Что касается до отправления войск Турецких и снарядов в Анатолию, то последствие обнаружило, что сии военные меры определены были единственно на укрощение тамошних бунтовщиков, коих возмущение было гораздо значительнее, нежели как полагали о том сначала. Важнейший из них Тушчи-оглу и до сих пор еще был укрощен и скрывается в горах неподалеко от Трепизонда. Наконец Порта неоднократно имела причину жаловаться на неприязненное поведение сына шахского Мамед-Али-мирзы, начальствующего в пограничных провинциях около Багдада и на некоторых других Персидских пограничных начальников. Новым к тому поводом послужило то происшествие, о коем в. пр. сами меня уведомить изволили, а именно, покушение сердаря Эриванского восстановить военною рукою Баязетского начальника Ибрагим-пашу, коего Порта сменила и хотела казнить и который укрылся под покровительство того сердаря. Сие происшествие было причиною весьма неприятных объяснений с Персидским двором, который наконец доставил удовлетворение Порте, сделав выговор сердарю и приказав вывести Персидские войска из пределов Турецких.

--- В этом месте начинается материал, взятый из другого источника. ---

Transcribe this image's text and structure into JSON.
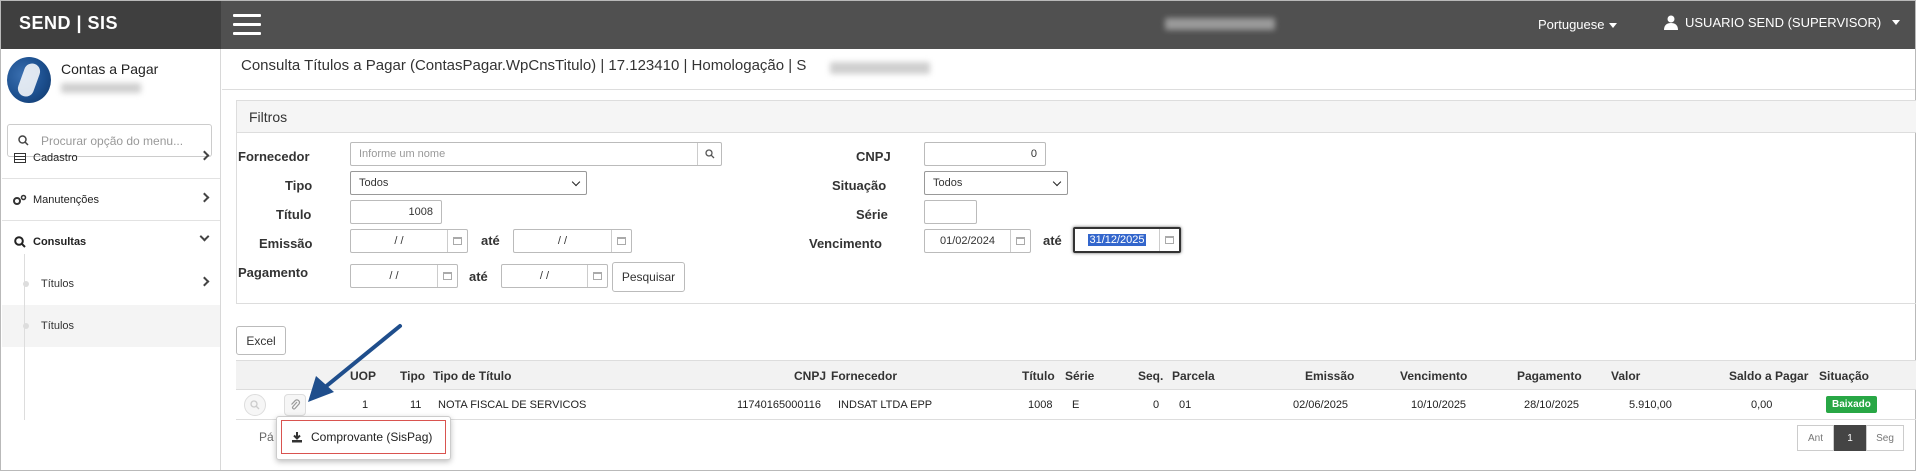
{
  "brand": "SEND | SIS",
  "topbar": {
    "language": "Portuguese",
    "user": "USUARIO SEND (SUPERVISOR)"
  },
  "sidebar": {
    "module_title": "Contas a Pagar",
    "search_placeholder": "Procurar opção do menu...",
    "items": [
      {
        "label": "Cadastro"
      },
      {
        "label": "Manutenções"
      },
      {
        "label": "Consultas"
      }
    ],
    "subitems": [
      {
        "label": "Títulos"
      },
      {
        "label": "Títulos"
      }
    ]
  },
  "page_title": "Consulta Títulos a Pagar (ContasPagar.WpCnsTitulo) | 17.123410 | Homologação | S",
  "filters": {
    "title": "Filtros",
    "fornecedor_label": "Fornecedor",
    "fornecedor_placeholder": "Informe um nome",
    "tipo_label": "Tipo",
    "tipo_value": "Todos",
    "titulo_label": "Título",
    "titulo_value": "1008",
    "emissao_label": "Emissão",
    "emissao_from": "/ /",
    "emissao_to": "/ /",
    "pagamento_label": "Pagamento",
    "pagamento_from": "/ /",
    "pagamento_to": "/ /",
    "ate_label": "até",
    "pesquisar": "Pesquisar",
    "cnpj_label": "CNPJ",
    "cnpj_value": "0",
    "situacao_label": "Situação",
    "situacao_value": "Todos",
    "serie_label": "Série",
    "serie_value": "",
    "vencimento_label": "Vencimento",
    "vencimento_from": "01/02/2024",
    "vencimento_to": "31/12/2025"
  },
  "excel_button": "Excel",
  "table": {
    "headers": [
      "UOP",
      "Tipo",
      "Tipo de Título",
      "CNPJ",
      "Fornecedor",
      "Título",
      "Série",
      "Seq.",
      "Parcela",
      "Emissão",
      "Vencimento",
      "Pagamento",
      "Valor",
      "Saldo a Pagar",
      "Situação"
    ],
    "row": {
      "uop": "1",
      "tipo": "11",
      "tipo_titulo": "NOTA FISCAL DE SERVICOS",
      "cnpj": "11740165000116",
      "fornecedor": "INDSAT LTDA EPP",
      "titulo": "1008",
      "serie": "E",
      "seq": "0",
      "parcela": "01",
      "emissao": "02/06/2025",
      "vencimento": "10/10/2025",
      "pagamento": "28/10/2025",
      "valor": "5.910,00",
      "saldo": "0,00",
      "situacao": "Baixado"
    }
  },
  "pagination": {
    "label_partial": "Pá",
    "prev": "Ant",
    "current": "1",
    "next": "Seg"
  },
  "dropdown_item": "Comprovante (SisPag)",
  "colors": {
    "topbar": "#505050",
    "brand_bg": "#3f3f3f",
    "badge": "#28a745",
    "arrow": "#1f4e8c",
    "highlight_border": "#d9534f"
  }
}
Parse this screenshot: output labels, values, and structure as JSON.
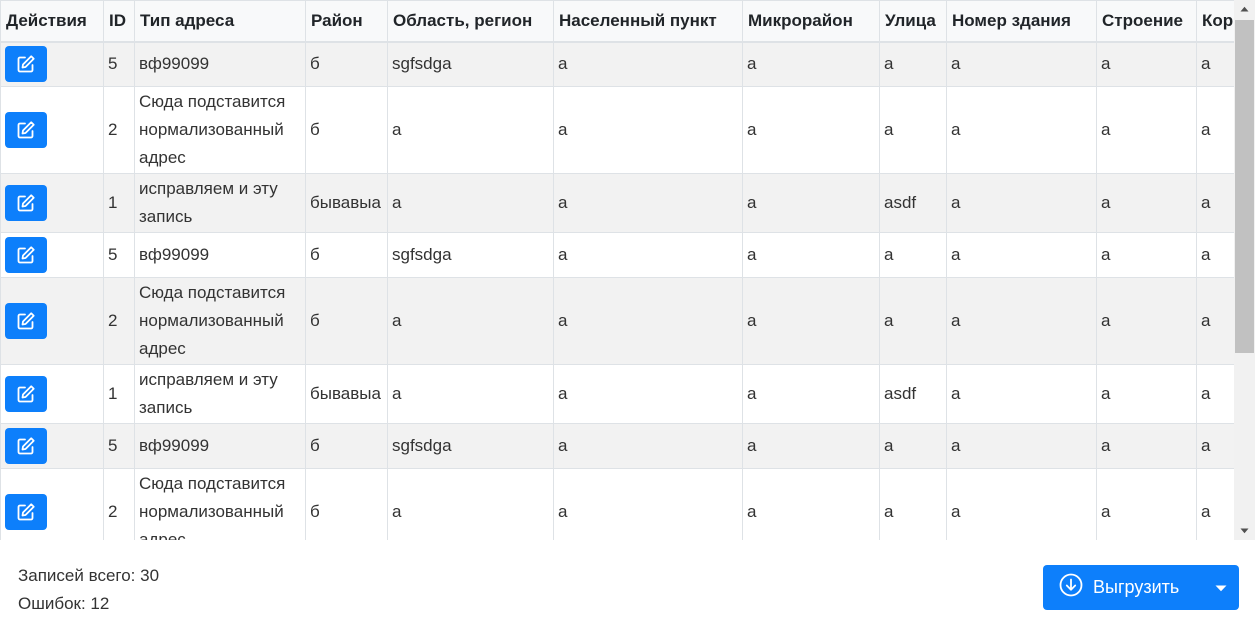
{
  "table": {
    "columns": [
      "Действия",
      "ID",
      "Тип адреса",
      "Район",
      "Область, регион",
      "Населенный пункт",
      "Микрорайон",
      "Улица",
      "Номер здания",
      "Строение",
      "Кор"
    ],
    "rows": [
      {
        "id": "5",
        "type": "вф99099",
        "district": "б",
        "region": "sgfsdga",
        "locality": "a",
        "microdistrict": "a",
        "street": "a",
        "building_no": "a",
        "structure": "a",
        "korpus": "a"
      },
      {
        "id": "2",
        "type": "Сюда подставится нормализованный адрес",
        "district": "б",
        "region": "a",
        "locality": "a",
        "microdistrict": "a",
        "street": "a",
        "building_no": "a",
        "structure": "a",
        "korpus": "a"
      },
      {
        "id": "1",
        "type": "исправляем и эту запись",
        "district": "бывавыа",
        "region": "a",
        "locality": "a",
        "microdistrict": "a",
        "street": "asdf",
        "building_no": "a",
        "structure": "a",
        "korpus": "a"
      },
      {
        "id": "5",
        "type": "вф99099",
        "district": "б",
        "region": "sgfsdga",
        "locality": "a",
        "microdistrict": "a",
        "street": "a",
        "building_no": "a",
        "structure": "a",
        "korpus": "a"
      },
      {
        "id": "2",
        "type": "Сюда подставится нормализованный адрес",
        "district": "б",
        "region": "a",
        "locality": "a",
        "microdistrict": "a",
        "street": "a",
        "building_no": "a",
        "structure": "a",
        "korpus": "a"
      },
      {
        "id": "1",
        "type": "исправляем и эту запись",
        "district": "бывавыа",
        "region": "a",
        "locality": "a",
        "microdistrict": "a",
        "street": "asdf",
        "building_no": "a",
        "structure": "a",
        "korpus": "a"
      },
      {
        "id": "5",
        "type": "вф99099",
        "district": "б",
        "region": "sgfsdga",
        "locality": "a",
        "microdistrict": "a",
        "street": "a",
        "building_no": "a",
        "structure": "a",
        "korpus": "a"
      },
      {
        "id": "2",
        "type": "Сюда подставится нормализованный адрес",
        "district": "б",
        "region": "a",
        "locality": "a",
        "microdistrict": "a",
        "street": "a",
        "building_no": "a",
        "structure": "a",
        "korpus": "a"
      }
    ],
    "action_icon": "edit-icon"
  },
  "footer": {
    "total_label": "Записей всего: 30",
    "errors_label": "Ошибок: 12",
    "export_label": "Выгрузить",
    "export_icon": "download-circle-icon",
    "caret_icon": "caret-down-icon"
  },
  "colors": {
    "accent": "#0d7ffb",
    "row_stripe": "#f2f2f2",
    "border": "#dee2e6",
    "text": "#333333"
  }
}
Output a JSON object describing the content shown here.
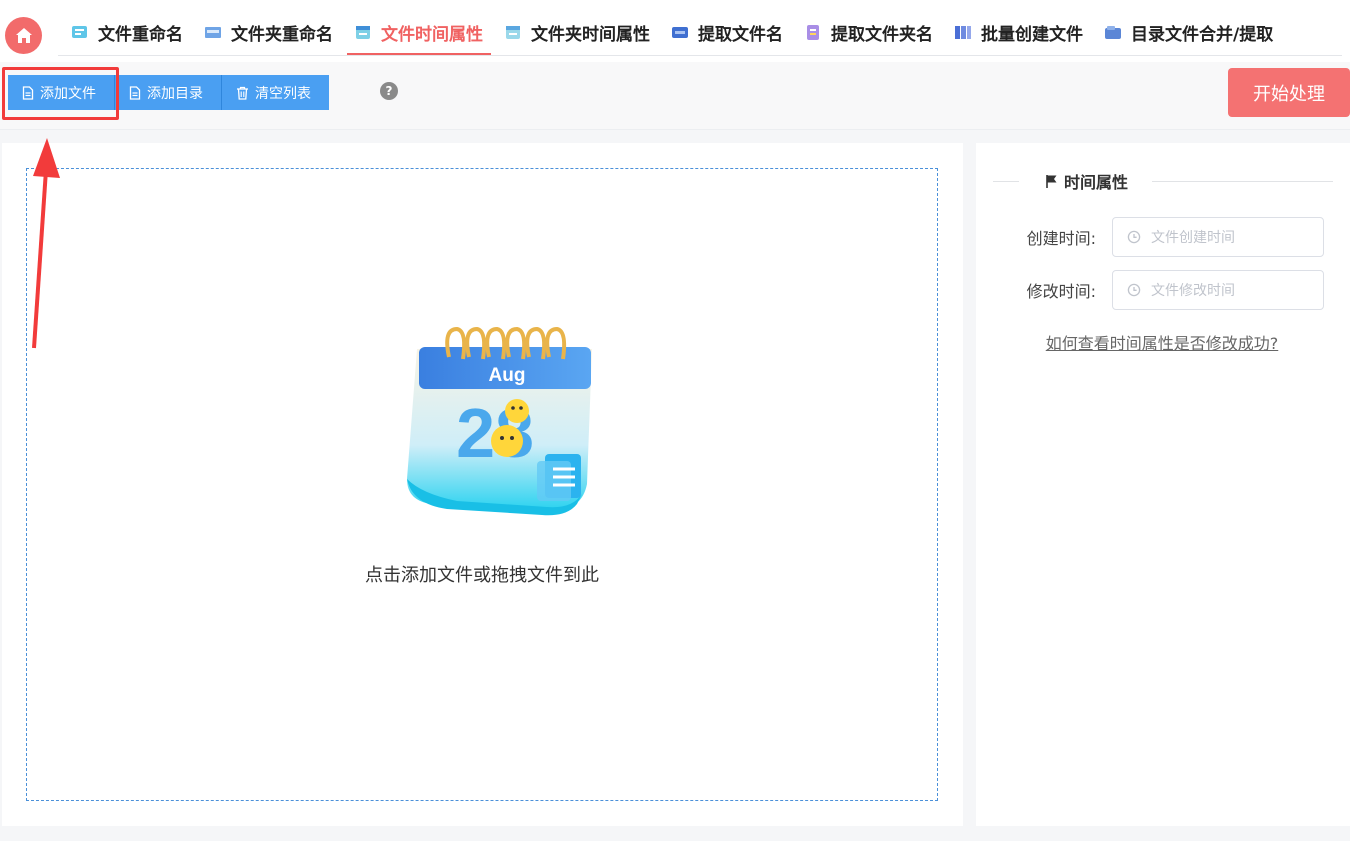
{
  "nav": {
    "tabs": [
      {
        "label": "文件重命名",
        "icon": "file-rename-icon"
      },
      {
        "label": "文件夹重命名",
        "icon": "folder-rename-icon"
      },
      {
        "label": "文件时间属性",
        "icon": "file-time-icon"
      },
      {
        "label": "文件夹时间属性",
        "icon": "folder-time-icon"
      },
      {
        "label": "提取文件名",
        "icon": "extract-filename-icon"
      },
      {
        "label": "提取文件夹名",
        "icon": "extract-foldername-icon"
      },
      {
        "label": "批量创建文件",
        "icon": "batch-create-icon"
      },
      {
        "label": "目录文件合并/提取",
        "icon": "merge-extract-icon"
      }
    ],
    "active_tab": "文件时间属性"
  },
  "toolbar": {
    "add_file": "添加文件",
    "add_dir": "添加目录",
    "clear_list": "清空列表",
    "help": "?",
    "start": "开始处理"
  },
  "dropzone": {
    "text": "点击添加文件或拖拽文件到此",
    "illustration_month": "Aug",
    "illustration_day": "28"
  },
  "time_panel": {
    "title": "时间属性",
    "create_label": "创建时间:",
    "create_placeholder": "文件创建时间",
    "modify_label": "修改时间:",
    "modify_placeholder": "文件修改时间",
    "help_link": "如何查看时间属性是否修改成功?"
  },
  "colors": {
    "accent_red": "#f06262",
    "button_blue": "#4a9ff2",
    "start_button": "#f47272",
    "highlight": "#f23b3b"
  }
}
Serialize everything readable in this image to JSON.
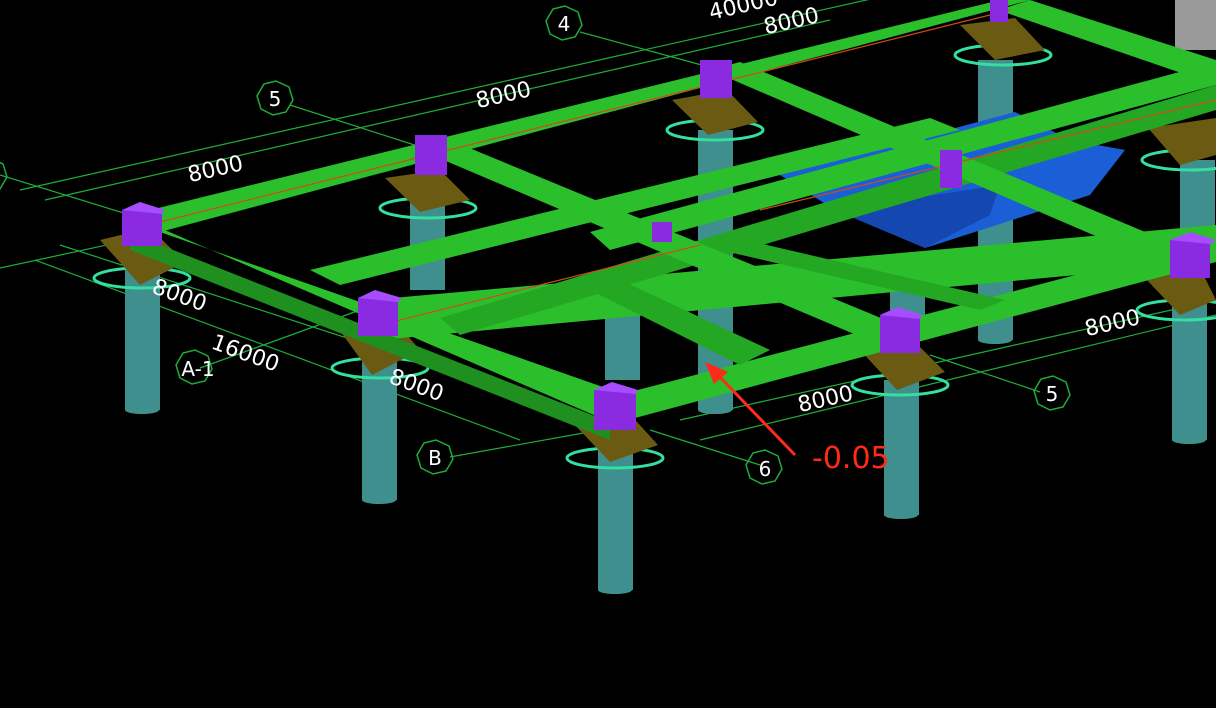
{
  "colors": {
    "background": "#000000",
    "beam": "#2bbf2b",
    "beam_dark": "#1f8f1f",
    "column": "#8a2be2",
    "pile_cap": "#6b5a12",
    "pile_cap_edge": "#33e0a0",
    "pile": "#3f8f8f",
    "slab": "#1a5fd6",
    "grid_line": "#1fae3a",
    "dim_text": "#ffffff",
    "annotation": "#ff2a1a"
  },
  "axis_labels": {
    "ax4": "4",
    "ax5_top": "5",
    "ax5_right": "5",
    "ax6": "6",
    "axB": "B",
    "axA1": "A-1"
  },
  "dimensions": {
    "top_40000": "40000",
    "top_8000_a": "8000",
    "top_8000_b": "8000",
    "top_8000_c": "8000",
    "left_8000": "8000",
    "left_16000": "16000",
    "left_8000_b": "8000",
    "bottom_8000": "8000",
    "right_8000": "8000"
  },
  "annotation": {
    "elevation": "-0.05",
    "icon": "red-arrow-icon"
  }
}
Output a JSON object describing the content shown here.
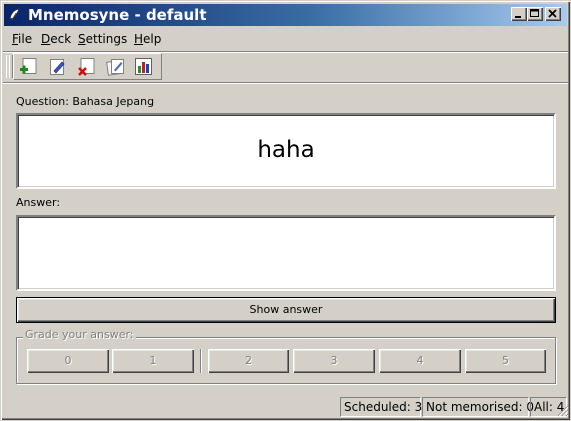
{
  "window": {
    "title": "Mnemosyne - default",
    "controls": {
      "minimize": "minimize",
      "maximize": "maximize",
      "close": "close"
    }
  },
  "menu": {
    "items": [
      {
        "label": "File",
        "accel": "F",
        "rest": "ile"
      },
      {
        "label": "Deck",
        "accel": "D",
        "rest": "eck"
      },
      {
        "label": "Settings",
        "accel": "S",
        "rest": "ettings"
      },
      {
        "label": "Help",
        "accel": "H",
        "rest": "elp"
      }
    ]
  },
  "toolbar": {
    "icons": [
      "add-cards-icon",
      "edit-card-icon",
      "delete-card-icon",
      "edit-deck-icon",
      "statistics-icon"
    ]
  },
  "question": {
    "label": "Question: Bahasa Jepang",
    "text": "haha"
  },
  "answer": {
    "label": "Answer:",
    "text": ""
  },
  "show_answer": {
    "label": "Show answer"
  },
  "grading": {
    "legend": "Grade your answer:",
    "grades": [
      "0",
      "1",
      "2",
      "3",
      "4",
      "5"
    ]
  },
  "status": {
    "scheduled": "Scheduled: 3",
    "not_memorised": "Not memorised: 0",
    "all": "All: 4"
  },
  "colors": {
    "titlebar_start": "#0a246a",
    "titlebar_end": "#a6caf0",
    "face": "#d4d0c8"
  }
}
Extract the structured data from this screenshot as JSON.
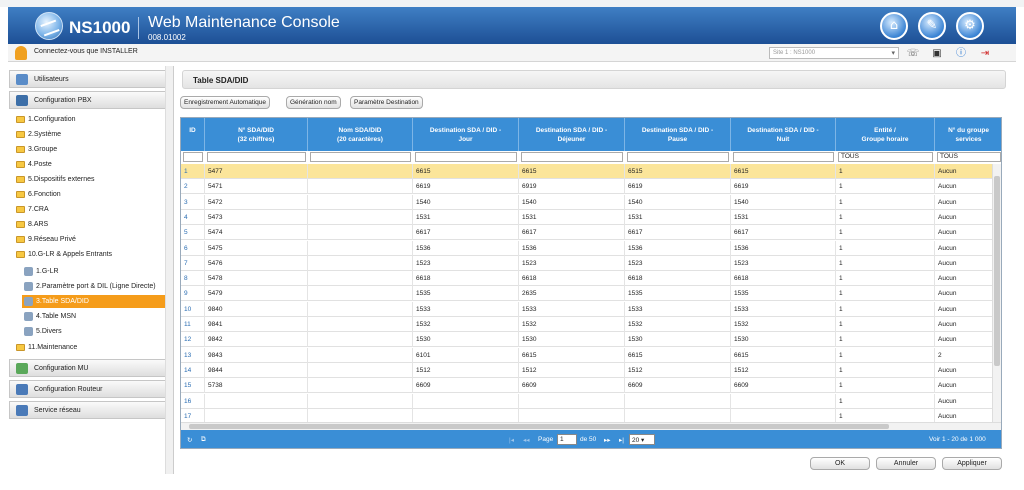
{
  "header": {
    "product": "NS1000",
    "title": "Web Maintenance Console",
    "version": "008.01002"
  },
  "userbar": {
    "login_text": "Connectez-vous que INSTALLER",
    "site": "Site 1 : NS1000"
  },
  "sidebar": {
    "groups": [
      {
        "label": "Utilisateurs",
        "icon": "users-icon",
        "color": "#5a8cc8"
      },
      {
        "label": "Configuration PBX",
        "icon": "pbx-icon",
        "color": "#3d6fa8"
      },
      {
        "label": "Configuration MU",
        "icon": "mu-icon",
        "color": "#5aa85a"
      },
      {
        "label": "Configuration Routeur",
        "icon": "router-icon",
        "color": "#4a7ab8"
      },
      {
        "label": "Service réseau",
        "icon": "network-icon",
        "color": "#4a7ab8"
      }
    ],
    "items": [
      "1.Configuration",
      "2.Système",
      "3.Groupe",
      "4.Poste",
      "5.Dispositifs externes",
      "6.Fonction",
      "7.CRA",
      "8.ARS",
      "9.Réseau Privé",
      "10.G-LR & Appels Entrants"
    ],
    "subitems": [
      "1.G-LR",
      "2.Paramètre port & DIL (Ligne Directe)",
      "3.Table SDA/DID",
      "4.Table MSN",
      "5.Divers"
    ],
    "item_last": "11.Maintenance"
  },
  "main": {
    "page_title": "Table SDA/DID",
    "buttons": [
      "Enregistrement  Automatique",
      "Génération nom",
      "Paramètre Destination"
    ],
    "columns": [
      {
        "line1": "ID",
        "line2": ""
      },
      {
        "line1": "N° SDA/DID",
        "line2": "(32 chiffres)"
      },
      {
        "line1": "Nom SDA/DID",
        "line2": "(20 caractères)"
      },
      {
        "line1": "Destination SDA / DID -",
        "line2": "Jour"
      },
      {
        "line1": "Destination SDA / DID -",
        "line2": "Déjeuner"
      },
      {
        "line1": "Destination SDA / DID -",
        "line2": "Pause"
      },
      {
        "line1": "Destination SDA / DID -",
        "line2": "Nuit"
      },
      {
        "line1": "Entité /",
        "line2": "Groupe horaire"
      },
      {
        "line1": "N° du groupe",
        "line2": "services"
      }
    ],
    "filter_entity": "TOUS",
    "filter_group": "TOUS",
    "rows": [
      {
        "id": "1",
        "num": "5477",
        "name": "",
        "jour": "6615",
        "dej": "6615",
        "pause": "6515",
        "nuit": "6615",
        "entite": "1",
        "groupe": "Aucun"
      },
      {
        "id": "2",
        "num": "5471",
        "name": "",
        "jour": "6619",
        "dej": "6919",
        "pause": "6619",
        "nuit": "6619",
        "entite": "1",
        "groupe": "Aucun"
      },
      {
        "id": "3",
        "num": "5472",
        "name": "",
        "jour": "1540",
        "dej": "1540",
        "pause": "1540",
        "nuit": "1540",
        "entite": "1",
        "groupe": "Aucun"
      },
      {
        "id": "4",
        "num": "5473",
        "name": "",
        "jour": "1531",
        "dej": "1531",
        "pause": "1531",
        "nuit": "1531",
        "entite": "1",
        "groupe": "Aucun"
      },
      {
        "id": "5",
        "num": "5474",
        "name": "",
        "jour": "6617",
        "dej": "6617",
        "pause": "6617",
        "nuit": "6617",
        "entite": "1",
        "groupe": "Aucun"
      },
      {
        "id": "6",
        "num": "5475",
        "name": "",
        "jour": "1536",
        "dej": "1536",
        "pause": "1536",
        "nuit": "1536",
        "entite": "1",
        "groupe": "Aucun"
      },
      {
        "id": "7",
        "num": "5476",
        "name": "",
        "jour": "1523",
        "dej": "1523",
        "pause": "1523",
        "nuit": "1523",
        "entite": "1",
        "groupe": "Aucun"
      },
      {
        "id": "8",
        "num": "5478",
        "name": "",
        "jour": "6618",
        "dej": "6618",
        "pause": "6618",
        "nuit": "6618",
        "entite": "1",
        "groupe": "Aucun"
      },
      {
        "id": "9",
        "num": "5479",
        "name": "",
        "jour": "1535",
        "dej": "2635",
        "pause": "1535",
        "nuit": "1535",
        "entite": "1",
        "groupe": "Aucun"
      },
      {
        "id": "10",
        "num": "9840",
        "name": "",
        "jour": "1533",
        "dej": "1533",
        "pause": "1533",
        "nuit": "1533",
        "entite": "1",
        "groupe": "Aucun"
      },
      {
        "id": "11",
        "num": "9841",
        "name": "",
        "jour": "1532",
        "dej": "1532",
        "pause": "1532",
        "nuit": "1532",
        "entite": "1",
        "groupe": "Aucun"
      },
      {
        "id": "12",
        "num": "9842",
        "name": "",
        "jour": "1530",
        "dej": "1530",
        "pause": "1530",
        "nuit": "1530",
        "entite": "1",
        "groupe": "Aucun"
      },
      {
        "id": "13",
        "num": "9843",
        "name": "",
        "jour": "6101",
        "dej": "6615",
        "pause": "6615",
        "nuit": "6615",
        "entite": "1",
        "groupe": "2"
      },
      {
        "id": "14",
        "num": "9844",
        "name": "",
        "jour": "1512",
        "dej": "1512",
        "pause": "1512",
        "nuit": "1512",
        "entite": "1",
        "groupe": "Aucun"
      },
      {
        "id": "15",
        "num": "5738",
        "name": "",
        "jour": "6609",
        "dej": "6609",
        "pause": "6609",
        "nuit": "6609",
        "entite": "1",
        "groupe": "Aucun"
      },
      {
        "id": "16",
        "num": "",
        "name": "",
        "jour": "",
        "dej": "",
        "pause": "",
        "nuit": "",
        "entite": "1",
        "groupe": "Aucun"
      },
      {
        "id": "17",
        "num": "",
        "name": "",
        "jour": "",
        "dej": "",
        "pause": "",
        "nuit": "",
        "entite": "1",
        "groupe": "Aucun"
      }
    ],
    "pager": {
      "page_label": "Page",
      "page_value": "1",
      "of_label": "de 50",
      "page_size": "20",
      "summary": "Voir 1 - 20 de 1 000"
    },
    "footer": {
      "ok": "OK",
      "cancel": "Annuler",
      "apply": "Appliquer"
    }
  },
  "colors": {
    "header": "#1d4f95",
    "grid_header": "#3a8ed6",
    "selected_row": "#fbe59a",
    "active_nav": "#f59c1a"
  }
}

Я не могу не поместить еще некоторых сведений о свидании, которое имел я с новым Реис-эфендием с тем, чтобы представить в. пр. подтверждение всего вышесказанного мною о теперешних расположениях к нам Порты. Сведение сие имело главным предметом рассмотрение и пояснение IV ст. Бухарестского трактата о разграничении на Дунае. Хотя в сие первое свидание не успели мы привести к совершенному концу прение наше, но я с удовольствием заметил сговорчивость и желание, оказываемое при всяком слове Турецкими министрами, окончить дружелюбным образом несогласия с Россиею. Взаимные объяснения наши происходили в самом откровенном виде Реис-эфенди и другие, тут бывшие чиновники, отзывались, что предложения мои отступали от точного смысла слов трактата; но присовокупляли к тому, что они, будучи уверены в искренних и великодушных намерениях Г. И. к Порте, охотно согласятся отступить даже несколько от прав, которые они могут призывать по силе трактата с тем только, чтобы утвердить прочным образом дружбу и согласие с столь могущественным и благонамеренным Монархом на основаниях, полезных обоим государствам и без всякого посредничества других иностранных держав. Таков был смысл всех их объяснений и свидание, продолжавшееся 4 часа, кончилось тем, что они, не отвергнув предложений моих, отозвались только, что без доклада султану не могут утвердительно принять оных. На следующих конференциях, которые без отлагательства будут следовать одна за другою, я приступлю и к важнейшим статьям переговоров и хотя нет сомнения, что прения будут живее по мере важности оных, не менее того я удостоверился, что Порта взирает наконец с истинной точки зрения на способ утвердить сношения ее с Россиею и достигнуть до соглашения полезного обеим, отвергнув всякие неприязненные намерения, коих пагубные последствия она предвидит. По сей-то причине и не придаю я никакой важности некоторым мерам, как-то перемещению пашей на Дунае, отправлению пороха в Дунайские крепости, исправлению канонирских шлюпок на той же реке, которые подали было здесь повод к слухам о весьма неосновательных военных приуготовлениях, ибо не собирают ни войск, ни запасных магазинов около границы и не делают других приуготовлений, необходимых в таком предположении. Быть может даже, что Порта сама рассеявает слухи сии, дабы уверить подданных своих в неусыпном своем попечении и дабы легче ей было потом приступить к тем соглашениям с Россиею, коих необходимость предвидит она.